Nesta segunda-feira (19), o Ministério da Educação apresentou os resultados da primeira edição do Exame Nacional de Avaliação da Formação Médica (Enamed), que analisou 351 cursos de medicina em todo o país. Cerca de 30% deles, totalizando 99 instituições do Sistema Federal de Ensino, registraram desempenho insatisfatório, com menos de 60% dos estudantes concluintes considerados proficientes, e agora enfrentarão supervisão com medidas cautelares escalonadas.
O Enamed, criado em abril de 2025 como adaptação do Enade especificamente para concluintes de medicina, é obrigatório e serve para avaliar a qualidade da formação profissional. Seus resultados individuais já foram divulgados em 12 de dezembro de 2025 e podem ser usados por estudantes para acessar programas de residência médica unificada pelo MEC, via Exame Nacional de Residência (Enare), organizado pela Ebserh. Ao todo, 89.024 participantes se inscreveram, incluindo 39.258 concluintes, dos quais 67% atingiram proficiência.
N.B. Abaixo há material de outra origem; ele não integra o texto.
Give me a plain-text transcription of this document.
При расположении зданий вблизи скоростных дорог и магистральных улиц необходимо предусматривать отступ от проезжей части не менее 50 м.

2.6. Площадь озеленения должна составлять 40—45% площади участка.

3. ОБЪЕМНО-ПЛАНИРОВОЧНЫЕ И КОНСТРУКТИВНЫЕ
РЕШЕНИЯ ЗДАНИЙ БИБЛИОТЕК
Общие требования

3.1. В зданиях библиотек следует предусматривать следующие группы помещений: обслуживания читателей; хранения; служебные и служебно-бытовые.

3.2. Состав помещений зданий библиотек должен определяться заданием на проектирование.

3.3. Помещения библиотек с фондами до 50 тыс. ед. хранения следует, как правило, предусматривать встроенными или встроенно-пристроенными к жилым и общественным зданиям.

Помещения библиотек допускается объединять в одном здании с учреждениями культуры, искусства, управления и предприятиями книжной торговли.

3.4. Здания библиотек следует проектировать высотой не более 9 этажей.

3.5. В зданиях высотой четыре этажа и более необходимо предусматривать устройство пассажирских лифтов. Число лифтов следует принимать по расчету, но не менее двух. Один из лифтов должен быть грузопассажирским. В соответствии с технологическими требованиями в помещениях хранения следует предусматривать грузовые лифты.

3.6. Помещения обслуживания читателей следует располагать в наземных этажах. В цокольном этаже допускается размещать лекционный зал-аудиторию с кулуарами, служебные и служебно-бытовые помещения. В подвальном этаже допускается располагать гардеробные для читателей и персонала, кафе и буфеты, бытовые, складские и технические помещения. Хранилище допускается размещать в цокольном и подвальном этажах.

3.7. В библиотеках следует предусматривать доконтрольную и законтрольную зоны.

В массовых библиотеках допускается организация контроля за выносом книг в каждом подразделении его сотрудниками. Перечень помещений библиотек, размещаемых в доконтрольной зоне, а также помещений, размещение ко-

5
Os melhores desempenhos vieram das instituições públicas: federais, com 83,1% de proficiência entre 6.502 estudantes, e estaduais, com 86,6% entre 2.402 inscritos. Em contraste, as redes municipal (49,7% de proficiência entre 944 concluintes) e privada com fins lucrativos (57,2% entre 15.409 estudantes) tiveram os piores índices. Das 351 instituições avaliadas, 24 obtiveram conceito 1 (até 39,9% proficientes), 83 conceito 2 (40% a 59,9%), enquanto 243 alcançaram faixas satisfatórias (3 a 5).
Para os 99 cursos insatisfatórios do sistema federal – que exclui públicas estaduais, distritais e municipais, supervisionadas localmente –, o MEC adotará sanções proporcionais ao risco ao interesse público. Cursos com conceito 1 (oito no total) enfrentarão suspensão total de ingresso de novos alunos; os 13 com proficiência entre 30% e 40% terão redução de 50% nas vagas; os 33 com 40% a 50% sofrerão corte de 25%; e os demais ficarão proibidos de expandir vagas. Todas as sanções incluem suspensão de participação no Fies e outros programas federais, com vigência até outubro de 2026, data da próxima edição do Enamed.
Após publicação no Diário Oficial da União, essas instituições terão 30 dias para apresentar defesa antes da aplicação das medidas. O ministro Camilo Santana destacou que o exame visa garantir infraestrutura, monitoria, laboratórios e professores qualificados, especialmente em cursos pagos, promovendo melhorias contínuas na formação médica brasileira.
Entre os cursos listados para supervisão, predomina a rede Estácio, com unidades em diversos estados, como Centro Universitário Estácio de São Paulo (SP), Estácio de Belo Horizonte (MG), Estácio do Pará (PA), Estácio do Amazonas (Manaus), além de outros como Centro Universitário do Pantanal (Cáceres-MT), Universidade Estácio de Sá (Angra dos Reis-RJ), Faculdade Metropolitana (Porto Velho-RO), Centro Universitário Alfredo Nasser (Aparecida de Goiânia-GO) e Faculdades de Dracena (SP). A lista completa está disponível no site do MEC.